"Alternative Medicine" As Self-Care

William T. Jarvis, Ph.D.

Much of "alternative medicine" is neither used alternatively nor can accurately be called "medicine." Many approaches are simply questionable forms of self-care or extended self-care. Self-care involves the purchase of products, and extended self-care the use of health-related services without a prescription. Such practices are questionable when they lack answers to the basic questions of what they actually are and whether they are safe and effective.

Most consumers who patronize "alternative" providers who are not physicians do not consider their services to be on a par with physicians. Rather, they try them to see whether they have discernable value. Such providers have long stated that their businesses are sustained by medicine's failures. In other words, that patients who have not been cured by standard medical care turn to them as a form of self-experimentation. However, these nonmedical practitioners have yet to reveal how many of these "medical failures" they actually help to improve. "

Alternative" practitioners use popular but poorly defined buzzwords such as "natural," "nontoxic," "cleansing," "holistic." Their "never-say-die" approaches and willingness to try something else when the psychological effects of the last modality wear off keep some chronic sufferers coming back, but most patients give up when results are not apparent. A small minority who don't like physicians and use chiropractors, homeopaths, or naturopaths as their primary-care providers truly patronize what can accurately be dubbed "alternative health care." However, over the past three decades, there has been little, if any, increase in the percentages of people who do this.

In addition to questionable products and services, unusual lifestyle practices have been dubbed "alternative" because they lack clear proof of value. These include meditation, yoga, prayer, and deep breathing exercises. Failure to realize this has produced some faulty business decisions by entrepreneurs who have tried to capitalize on the overzealous media coverage that seemed to indicate that something remarkable was happening among health-care consumers. Business at the "complementary" and "integrative" medicine clinics has not lived up to their publicity. People favor openmindedness to promising new methods by medical doctors, but they expect health professionals to act responsibly and will hold them accountable if they don't.

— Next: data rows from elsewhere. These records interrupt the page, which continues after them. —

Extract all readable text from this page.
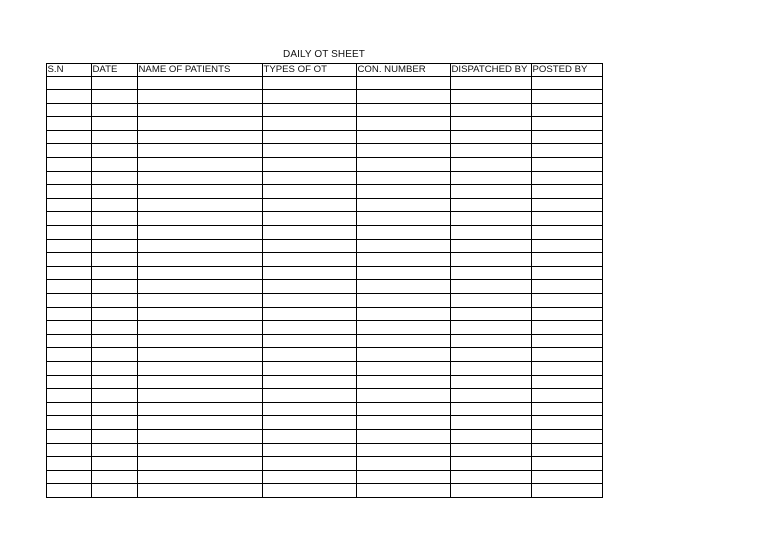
DAILY OT SHEET
S.N	DATE	NAME OF PATIENTS	TYPES OF OT	CON. NUMBER	DISPATCHED BY	POSTED BY
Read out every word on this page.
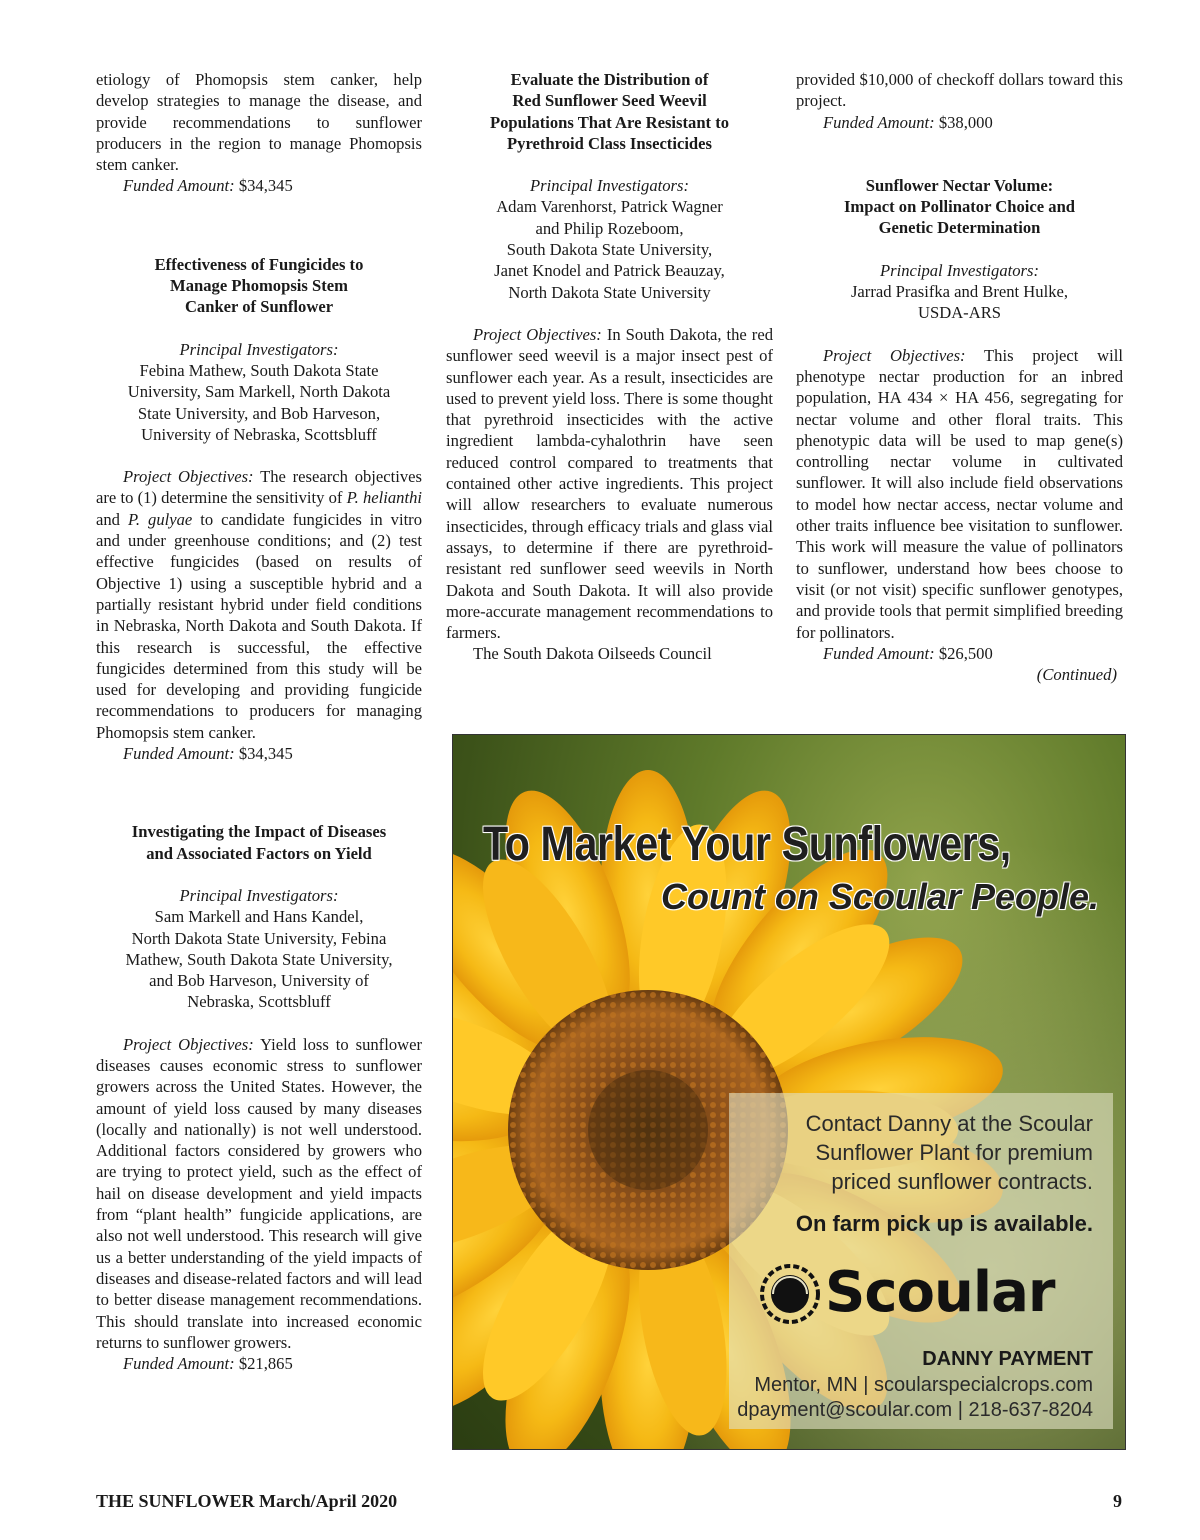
etiology of Phomopsis stem canker, help develop strategies to manage the disease, and provide recommendations to sunflower producers in the region to manage Phomopsis stem canker.

Funded Amount: $34,345

Effectiveness of Fungicides to
Manage Phomopsis Stem
Canker of Sunflower

Principal Investigators:

Febina Mathew, South Dakota State
University, Sam Markell, North Dakota
State University, and Bob Harveson,
University of Nebraska, Scottsbluff

Project Objectives: The research objectives are to (1) determine the sensitivity of P. helianthi and P. gulyae to candidate fungicides in vitro and under greenhouse conditions; and (2) test effective fungicides (based on results of Objective 1) using a susceptible hybrid and a partially resistant hybrid under field conditions in Nebraska, North Dakota and South Dakota. If this research is successful, the effective fungicides determined from this study will be used for developing and providing fungicide recommendations to producers for managing Phomopsis stem canker.

Funded Amount: $34,345

Investigating the Impact of Diseases
and Associated Factors on Yield

Principal Investigators:

Sam Markell and Hans Kandel,
North Dakota State University, Febina
Mathew, South Dakota State University,
and Bob Harveson, University of
Nebraska, Scottsbluff

Project Objectives: Yield loss to sunflower diseases causes economic stress to sunflower growers across the United States. However, the amount of yield loss caused by many diseases (locally and nationally) is not well understood. Additional factors considered by growers who are trying to protect yield, such as the effect of hail on disease development and yield impacts from “plant health” fungicide applications, are also not well understood. This research will give us a better understanding of the yield impacts of diseases and disease-related factors and will lead to better disease management recommendations. This should translate into increased economic returns to sunflower growers.

Funded Amount: $21,865

Evaluate the Distribution of
Red Sunflower Seed Weevil
Populations That Are Resistant to
Pyrethroid Class Insecticides

Principal Investigators:

Adam Varenhorst, Patrick Wagner
and Philip Rozeboom,
South Dakota State University,
Janet Knodel and Patrick Beauzay,
North Dakota State University

Project Objectives: In South Dakota, the red sunflower seed weevil is a major insect pest of sunflower each year. As a result, insecticides are used to prevent yield loss. There is some thought that pyrethroid insecticides with the active ingredient lambda-cyhalothrin have seen reduced control compared to treatments that contained other active ingredients. This project will allow researchers to evaluate numerous insecticides, through efficacy trials and glass vial assays, to determine if there are pyrethroid-resistant red sunflower seed weevils in North Dakota and South Dakota. It will also provide more-accurate management recommendations to farmers.

The South Dakota Oilseeds Council

provided $10,000 of checkoff dollars toward this project.

Funded Amount: $38,000

Sunflower Nectar Volume:
Impact on Pollinator Choice and
Genetic Determination

Principal Investigators:

Jarrad Prasifka and Brent Hulke,
USDA-ARS

Project Objectives: This project will phenotype nectar production for an inbred population, HA 434 × HA 456, segregating for nectar volume and other floral traits. This phenotypic data will be used to map gene(s) controlling nectar volume in cultivated sunflower. It will also include field observations to model how nectar access, nectar volume and other traits influence bee visitation to sunflower. This work will measure the value of pollinators to sunflower, understand how bees choose to visit (or not visit) specific sunflower genotypes, and provide tools that permit simplified breeding for pollinators.

Funded Amount: $26,500

(Continued)

To Market Your Sunflowers,
Count on Scoular People.
Contact Danny at the Scoular
Sunflower Plant for premium
priced sunflower contracts.
On farm pick up is available.
Scoular
DANNY PAYMENT
Mentor, MN | scoularspecialcrops.com
dpayment@scoular.com | 218-637-8204
THE SUNFLOWER March/April 2020	9
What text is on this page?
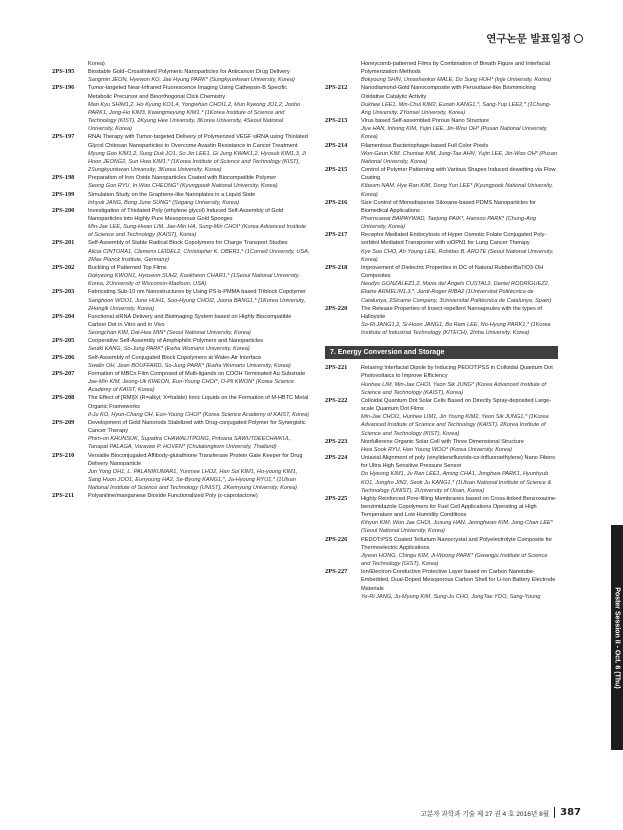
연구논문 발표일정
Korea)
2PS-195 Biostable Gold–Crosslinked Polymeric Nanoparticles for Anticancer Drug Delivery
Sangmin JEON, Hyewon KO, Jae Hyung PARK* (Sungkyunkwan University, Korea)
2PS-196 Tumor-targeted Near-Infrared Fluorescence Imaging Using Cathepsin-B Specific Metabolic Precursor and Bioorthogonal Click Chemistry
Man Kyu SHIM1,2, Ho Kyung KO1,4, Yongwhan CHOI1,2, Mun Kyeong JO1,2, Jooho PARK1, Jong-Ho KIM3, Kwangmeyung KIM1,* (1Korea Institute of Science and Technology (KIST), 2Kyung Hee University, 3Korea University, 4Seoul National University, Korea)
2PS-197 RNAi Therapy with Tumor-targeted Delivery of Polymerized VEGF siRNA using Thiolated Glycol Chitosan Nanoparticles to Overcome Avastin Resistance in Cancer Treatment
Myung Goo KIM1,2, Sung Duk JO1, So Jin LEE1, Gi Jung KWAK1,2, Hyosuk KIM1,3, Ji Hoon JEONG2, Sun Hwa KIM1,* (1Korea Institute of Science and Technology (KIST), 2Sungkyunkwan University, 3Korea University, Korea)
2PS-198 Preparation of Iron Oxide Nanoparticles Coated with Biocompatible Polymer
Seong Gon RYU, In Woo CHEONG* (Kyungpook National University, Korea)
2PS-199 Simulation Study on the Graphene-like Nanoplates in a Liquid State
Inhyuk JANG, Bong June SUNG* (Sogang University, Korea)
2PS-200 Investigation of Thiolated Poly (ethylene glycol) Induced Self-Assembly of Gold Nanoparticles into Highly Pure Mesoporous Gold Sponges
Min-Jae LEE, Sung-Hwan LIM, Jae-Min HA, Sung-Min CHOI* (Korea Advanced Institute of Science and Technology (KAIST), Korea)
2PS-201 Self-Assembly of Stable Radical Block Copolymers for Charge Transport Studies
Alicia CINTORA1, Clemens LEIDEL2, Christopher K. OBER1,* (1Cornell University, USA, 2Max Planck Institute, Germany)
2PS-202 Buckling of Patterned Top Films
Dokyeong KWON1, Hyoseon SUH2, Kookheon CHAR1,* (1Seoul National University, Korea, 2University of Wisconsin-Madison, USA)
2PS-203 Fabricating Sub-10 nm Nanostructures by Using PS-b-PMMA based Triblock Copolymer
Sanghoon WOO1, June HUH1, Soo-Hyung CHOI2, Joona BANG1,* (1Korea University, 2Hongik University, Korea)
2PS-204 Functional siRNA Delivery and Bioimaging System based on Highly Biocompatible Carbon Dot in Vitro and in Vivo
Seongchan KIM, Dal-Hee MIN* (Seoul National University, Korea)
2PS-205 Cooperative Self-Assembly of Amphiphilic Polymers and Nanoparticles
Seulki KANG, So-Jung PARK* (Ewha Womans University, Korea)
2PS-206 Self-Assembly of Conjugated Block Copolymers at Water-Air Interface
Swalin OH, Jean BOUFFARD, So-Jung PARK* (Ewha Womans University, Korea)
2PS-207 Formation of MBCn Film Composed of Multi-ligands on COOH Terminated Au Substrate
Jae-Min KIM, Jeong-Uk KWEON, Eun-Young CHOI*, O-Pil KWON* (Korea Science Academy of KAIST, Korea)
2PS-208 The Effect of [RMI]X (R=alkyl; X=halide) Ionic Liquids on the Formation of M-HBTC Metal Organic Frameworks
Il-Ju KO, Hyun-Chang OH, Eun-Young CHOI* (Korea Science Academy of KAIST, Korea)
2PS-209 Development of Gold Nanorods Stabilized with Drug-conjugated Polymer for Synergistic Cancer Therapy
Phim-on KHUNSUK, Supattra CHAWALITPONG, Pritsana SAWUTDEECHAIKUL, Tanapat PALAGA, Voravee P. HOVEN* (Chulalongkorn University, Thailand)
2PS-210 Versatile Bioconjugated Affibody-glutathione Transferase Protein Gate Keeper for Drug Delivery Nanoparticle
Jun Yong OH1, L. PALANIKUMAR1, Yunmee LHO2, Han Sol KIM1, Ho-young KIM1, Sang Hoon JOO1, Eunyoung HA2, Se-Byung KANG1,*, Ja-Hyoung RYU1,* (1Ulsan National Institute of Science and Technology (UNIST), 2Keimyung University, Korea)
2PS-211 Polyaniline/manganese Dioxide Functionalized Poly (ε-caprolactone)
Honeycomb-patterned Films by Combination of Breath Figure and Interfacial Polymerization Methods
Bokyoung SHIN, Umashankar MALE, Do Sung HUH* (Inje University, Korea)
2PS-212 Nanodiamond-Gold Nanocomposite with Peroxidase-like Biomimicking Oxidative Catalytic Activity
Dukhee LEE1, Min-Chul KIM2, Eunah KANG1,*, Sang-Yup LEE2,* (1Chung-Ang University, 2Yonsei University, Korea)
2PS-213 Virus based Self-assembled Porous Nano Structure
Jiye HAN, Inhong KIM, Yujin LEE, Jin-Woo OH* (Pusan National University, Korea)
2PS-214 Filamentous Bacteriophage-based Full Color Pixels
Won-Geun KIM, Chuntae KIM, Jung-Tae AHN, Yujin LEE, Jin-Woo OH* (Pusan National University, Korea)
2PS-215 Control of Polymer Patterning with Various Shapes Induced dewetting via Flow Coating
Kibeom NAM, Hye Ran KIM, Dong Yun LEE* (Kyungpook National University, Korea)
2PS-216 Size Control of Monodisperse Siloxane-based PDMS Nanoparticles for Biomedical Applications
Phornsawat BAIPAYWAD, Taejong PAIK*, Hansoo PARK* (Chung-Ang University, Korea)
2PS-217 Receptor Mediated Endocytosis of Hyper Osmotic Folate Conjugated Poly-sorbitol Mediated Transporter with siOPN1 for Lung Cancer Therapy
Kye Soo CHO, Ah Young LEE, Rohidas B. AROTE (Seoul National University, Korea)
2PS-218 Improvement of Dielectric Properties in DC of Natural Rubber/BaTiO3-OH Composites
Neudys GONZÁLEZ1,2, Maria del Àngels CUSTAL2, Daniel RODRÍGUEZ2, Elaine ARMELIN1,3,*, Jordi-Roger RIBA2 (1Universitat Politècnica de Catalunya, 2Sicame Company, 3Universitat Politècnica de Catalunya, Spain)
2PS-220 The Release Properties of Insect-repellent Nanoapsules with the types of Halloysite
So-Ri JANG1,2, Si-Hoon JANG1, Bo Ram LEE, No-Hyung PARK1,* (1Korea Institute of Industrial Technology (KITECH), 2Inha University, Korea)
7. Energy Conversion and Storage
2PS-221 Relaxing Interfacial Dipole by Inducing PEDOT:PSS in Colloidal Quantum Dot Photovoltaics to Improve Efficiency
Hunhee LIM, Min-Jae CHOI, Yeon Sik JUNG* (Korea Advanced Institute of Science and Technology (KAIST), Korea)
2PS-222 Colloidal Quantum Dot Solar Cells Based on Directly Spray-deposited Large-scale Quantum Dot Films
Min-Jae CHOI1, Hunhee LIM1, Jin Young KIM2, Yeon Sik JUNG1,* (1Korea Advanced Institute of Science and Technology (KAIST), 2Korea Institute of Science and Technology (KIST), Korea)
2PS-223 Nonfullerene Organic Solar Cell with Three Dimensional Structure
Hwa Sook RYU, Han Young WOO* (Korea University, Korea)
2PS-224 Uniaxial Alignment of poly (vinylidenefluoride-co-trifluoroethylene) Nano Fibers for Ultra High Sensitive Pressure Sensor
Do Hyeong KIM1, Ju Ran LEE1, Aming CHA1, Jonghwa PARK1, Hyunhyub KO1, Jungho JIN2, Seok Ju KANG1,* (1Ulsan National Institute of Science & Technology (UNIST), 2University of Ulsan, Korea)
2PS-225 Highly Reinforced Pore-filling Membranes based on Cross-linked Benzoxazine-benzimidazole Copolymers for Fuel Cell Applications Operating at High Temperature and Low Humidity Conditions
Kihyun KIM, Won Jae CHOI, Jusung HAN, Jeonghwan KIM, Jong-Chan LEE* (Seoul National University, Korea)
2PS-226 PEDOT:PSS Coated Tellurium Nanocrystal and Polyelectrolyte Composite for Thermoelectric Applications
Jiyeon HONG, Chingu KIM, Ji-Woong PARK* (Gwangju Institute of Science and Technology (GIST), Korea)
2PS-227 Ion/Electron-Conductive Protective Layer based on Carbon Nanotube-Embedded, Dual-Doped Mesoporous Carbon Shell for Li-Ion Battery Electrode Materials
Ye-Ri JANG, Ju-Myung KIM, Sung-Ju CHO, JongTae YOO, Sang-Young	Poster Session II - Oct. 6 (Thu)
고분자 과학과 기술 제 27 권 4 호 2016년 8월 387
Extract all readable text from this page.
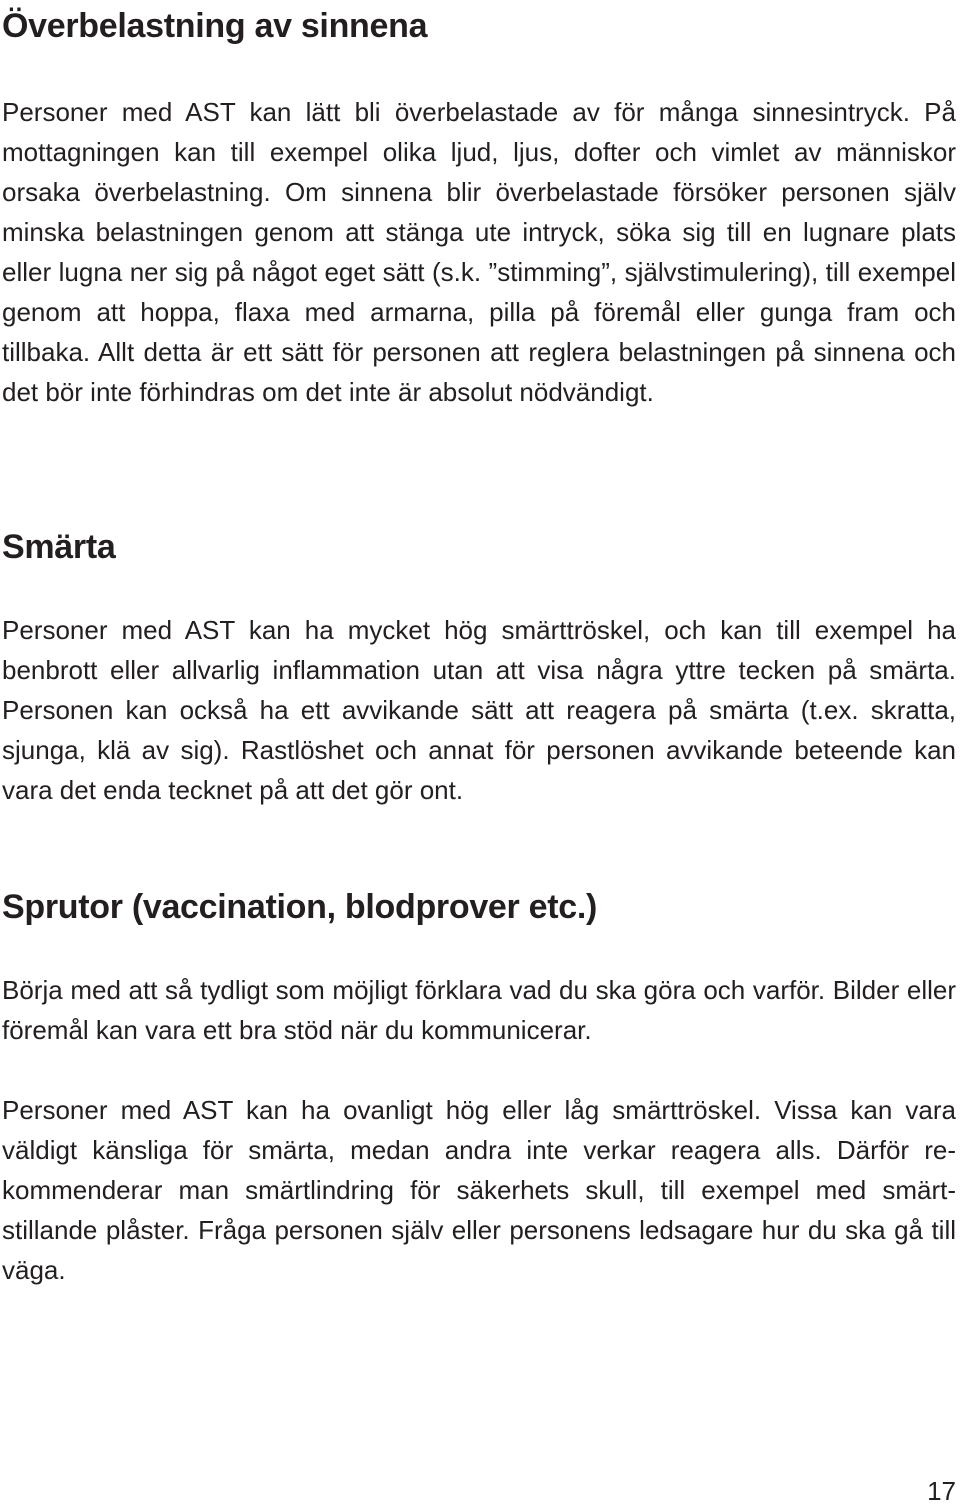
Överbelastning av sinnena

Personer med AST kan lätt bli överbelastade av för många sinnesintryck. På mottagningen kan till exempel olika ljud, ljus, dofter och vimlet av människor orsaka överbelastning. Om sinnena blir överbelastade försöker personen själv minska belastningen genom att stänga ute intryck, söka sig till en lugnare plats eller lugna ner sig på något eget sätt (s.k. ”stimming”, självstimulering), till exempel genom att hoppa, flaxa med armarna, pilla på föremål eller gunga fram och tillbaka. Allt detta är ett sätt för personen att reglera belastningen på sinnena och det bör inte förhindras om det inte är absolut nödvändigt.

Smärta

Personer med AST kan ha mycket hög smärttröskel, och kan till exempel ha benbrott eller allvarlig inflammation utan att visa några yttre tecken på smärta. Personen kan också ha ett avvikande sätt att reagera på smärta (t.ex. skratta, sjunga, klä av sig). Rastlöshet och annat för personen avvikande beteende kan vara det enda tecknet på att det gör ont.

Sprutor (vaccination, blodprover etc.)

Börja med att så tydligt som möjligt förklara vad du ska göra och varför. Bilder eller föremål kan vara ett bra stöd när du kommunicerar.

Personer med AST kan ha ovanligt hög eller låg smärttröskel. Vissa kan vara väldigt känsliga för smärta, medan andra inte verkar reagera alls. Därför rekommenderar man smärtlindring för säkerhets skull, till exempel med smärtstillande plåster. Fråga personen själv eller personens ledsagare hur du ska gå till väga.

17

People also believe in their individuality and tend to trust their own judgment. Self-care has always included a certain degree of empiricism in which people with persistent health problems, real or imagined, have been willing to give almost anything a try. Most of the growth of the "alternative" health care field has been in the sales of over-the-counter herbal remedies as "dietary supplements." Sales have been stimulated by a combination of massive publicity plus marketing through drugstore chains , supermarkets, multilevel distributors, and other retail outlets. Yet surveys have found that many consumers are dissatisfied with the quality of supplement and herbal products and favor greater oversight by the government. The herbal fads appear to be losing their glow as people learn more about their risks and, at best, modest benefits.

Seasoned observers have likened the "alternative" health-care marketplace to a "gold rush." A few people have gotten rich quickly, but the majority will spend more money chasing the gold than that isn't there.


Dr. Jarvis founded and was president of the National Council Against Health Fraud. In 2000, he retired from Loma Linda University, where for many years he served as Professor of Public Health and Preventive Medicine at the School of Medicine and Public Health.

This article was posted on December 1, 2000.